13
Whisky en la cara
Fernando entró en la oficina de Rafael Sánchez Cornejo. Traía una pequeña bandeja con un whisky. Sánchez Cornejo revisaba unos papeles escritos en inglés. Fernando dejó el whisky sobre el escritorio. Preguntó:
—¿Algo más, señor Sánchez Cornejo?
Sánchez Cornejo lo miró. Lo miró y dijo:
—Sí, algo más. —Arrojó con fastidio el bolígrafo sobre los papeles escritos en inglés—. Te vi entrar en la sala de reuniones el otro día.
—Desde luego, fui a llevar café.
—Te vi entrar cuando estaba Miss Toland. —Preparó la palabra y la lanzó como una acusación—: Sola.
—No se le escapa nada a usted —comentó Fernando, moviendo, pesaroso, su cabeza.
—¿Qué hablaste con ella? —interrogó Sánchez Cornejo.
—Nada importante —evasivo, Fernando.
—Qué es nada importante —seco e inquisitivo, Sánchez Cornejo.
—Nada importante es… nada importante. Sólo eso.
—No tendrías que haberlo hecho. —Encendió un cigarrillo. Miró con muy escaso aprecio a Fernando—. Sabés, no valés gran cosa vos. A veces pienso: para qué te tenemos aquí. Venís a la tarde. Servís café, algún whisky. Revisas algunas cuentas. Y nada más. Es como una beneficencia lo nuestro con vos. —Con brusquedad se le enrojeció el rostro. De mala manera, espetó—: ¡Vamos, escupí! ¿Qué hablaste con Miss Toland? ¿Le pediste que te llevara a Hollywood?

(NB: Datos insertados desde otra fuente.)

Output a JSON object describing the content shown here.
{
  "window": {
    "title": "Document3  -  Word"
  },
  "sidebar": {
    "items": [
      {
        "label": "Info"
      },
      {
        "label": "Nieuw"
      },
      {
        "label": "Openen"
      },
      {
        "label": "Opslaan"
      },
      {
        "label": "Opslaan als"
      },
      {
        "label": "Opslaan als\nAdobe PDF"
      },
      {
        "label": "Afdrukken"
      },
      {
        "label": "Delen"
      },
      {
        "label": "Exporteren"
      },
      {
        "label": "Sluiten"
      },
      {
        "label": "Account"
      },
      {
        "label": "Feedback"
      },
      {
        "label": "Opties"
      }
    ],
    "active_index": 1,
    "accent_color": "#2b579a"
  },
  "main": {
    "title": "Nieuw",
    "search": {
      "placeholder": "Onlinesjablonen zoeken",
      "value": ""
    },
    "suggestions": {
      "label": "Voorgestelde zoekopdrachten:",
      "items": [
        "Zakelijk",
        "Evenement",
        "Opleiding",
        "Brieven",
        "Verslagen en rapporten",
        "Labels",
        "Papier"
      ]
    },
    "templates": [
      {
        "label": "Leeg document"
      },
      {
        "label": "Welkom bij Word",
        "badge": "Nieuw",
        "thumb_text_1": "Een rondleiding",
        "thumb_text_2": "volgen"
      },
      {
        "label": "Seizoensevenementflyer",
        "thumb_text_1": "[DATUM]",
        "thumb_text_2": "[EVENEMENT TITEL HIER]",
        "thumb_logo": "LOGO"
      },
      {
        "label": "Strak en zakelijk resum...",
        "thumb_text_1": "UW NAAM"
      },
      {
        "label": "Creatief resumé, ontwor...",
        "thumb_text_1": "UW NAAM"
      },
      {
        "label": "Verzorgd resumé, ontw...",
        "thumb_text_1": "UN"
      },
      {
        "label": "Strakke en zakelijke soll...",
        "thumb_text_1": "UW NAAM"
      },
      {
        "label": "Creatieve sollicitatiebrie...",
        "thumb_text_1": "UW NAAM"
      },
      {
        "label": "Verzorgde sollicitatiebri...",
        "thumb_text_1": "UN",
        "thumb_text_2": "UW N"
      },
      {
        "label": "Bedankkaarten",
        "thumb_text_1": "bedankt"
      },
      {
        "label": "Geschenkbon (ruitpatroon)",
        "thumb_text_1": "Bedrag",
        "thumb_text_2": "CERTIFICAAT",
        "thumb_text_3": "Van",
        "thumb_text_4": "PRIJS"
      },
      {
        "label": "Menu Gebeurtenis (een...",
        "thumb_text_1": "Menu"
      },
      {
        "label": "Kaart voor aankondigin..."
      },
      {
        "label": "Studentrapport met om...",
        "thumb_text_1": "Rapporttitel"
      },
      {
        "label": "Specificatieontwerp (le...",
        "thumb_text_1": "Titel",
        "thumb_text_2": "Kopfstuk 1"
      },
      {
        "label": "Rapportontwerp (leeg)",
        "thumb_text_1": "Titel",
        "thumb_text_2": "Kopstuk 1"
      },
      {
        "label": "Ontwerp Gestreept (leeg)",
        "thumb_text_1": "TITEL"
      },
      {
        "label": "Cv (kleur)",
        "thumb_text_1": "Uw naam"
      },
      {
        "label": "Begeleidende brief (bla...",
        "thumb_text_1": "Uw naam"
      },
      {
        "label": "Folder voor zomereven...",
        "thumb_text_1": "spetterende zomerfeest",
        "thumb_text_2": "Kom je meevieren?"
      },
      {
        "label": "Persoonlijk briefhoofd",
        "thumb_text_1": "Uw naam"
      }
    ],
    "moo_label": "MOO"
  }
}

Fernando sonrió y, con fina ironía, dijo:
—¿Para qué quiero ir a Hollywood, señor Sánchez Cornejo? ¡Estoy tan bien aquí!
Sánchez Cornejo vaciló: no supo si creerle o resolver que, sin lugar a duda alguna, Fernando se burlaba de él. De él y de Todofilm. Se apoderó del vaso de whisky y bebió una considerable medida. Luego, aparatosamente, con un amplio ademán violento y despectivo, arrojó el resto en el rostro de Fernando.
—¡Este whisky está aguado! —rugió.
Fernando no hizo movimiento alguno. El líquido se deslizó por su rostro y sus pequeños anteojos Trotsky se humedecieron enturbiándole la visión, hecho que no le importó, ya que, no sin verdadera causa, no deseaba ver lo que ocurría. Luego, muy sereno, mientras el líquido ya se adueñaba de su corbata y sus solapas, dijo:
—¿Sabe, señor Sánchez Cornejo? Bette Davis solía hacer estas escenas. ¿Ésta, no? Tirar el whisky de un vaso a la cara de la gente. A comienzos de los ochenta la hizo Michelle Pfeiffer en Scarface. Tiraba whisky en la cara de Al Pacino. Pero, claro, usted no es Bette Davis ni tampoco Michelle Pfeiffer.
Sánchez Cornejo lanzó una descomedida carcajada. Y, luego, con una voz ronca, lindante con la grosería, dijo:
—Pibe, si yo fuera Michelle Pfeiffer me pongo un puesto de peaje entre las piernas y con lo que le cobro a cada uno que cruza me lleno de oro.
—Cada cual tiene sus fantasías, señor Sánchez Cornejo —dijo, sutil pero incomprendido, Fernando. Fue, no obstante, suficiente para él. Si el tarado de Sánchez Cornejo no había sido capaz, ni lo sería nunca, de recibir la herida de semejante línea, él no era responsable de ello. Él, al menos, había dicho la frase. De modo que, sereno, preguntó—: ¿Quiere que le traiga otro whisky? Quizá se lo vuelvo a traer tan aguado como el anterior y tiene el placer de tirármelo otra vez en la cara.
—Con una vez fue suficiente. No acostumbro a repetir placeres tan intensos. —Caramba, esa línea era buena, pensó, apenado, Fernando. Si ese idiota había sido capaz de construirla, no era, quizá, tan idiota, y, si no lo era, lo había, entonces, ofendido, ya que sólo los seres inteligentes pueden inferir una ofensa. Para colmo, irritado, como si deseara ahuyentar algún insecto molesto, Sánchez Cornejo dijo—: Rajá, inútil.
Humillado, como quien ha recibido dos o tres golpes violentos, que dejarán en su cuerpo insoslayables moretones, Fernando buscó la puerta y salió.
Rajá, inútil.
¿Podía alguien —y sobre todo alguien que tenía una tan especial, tan elevada consideración de sí mismo, un escritor secreto, un artista— tolerar algo así?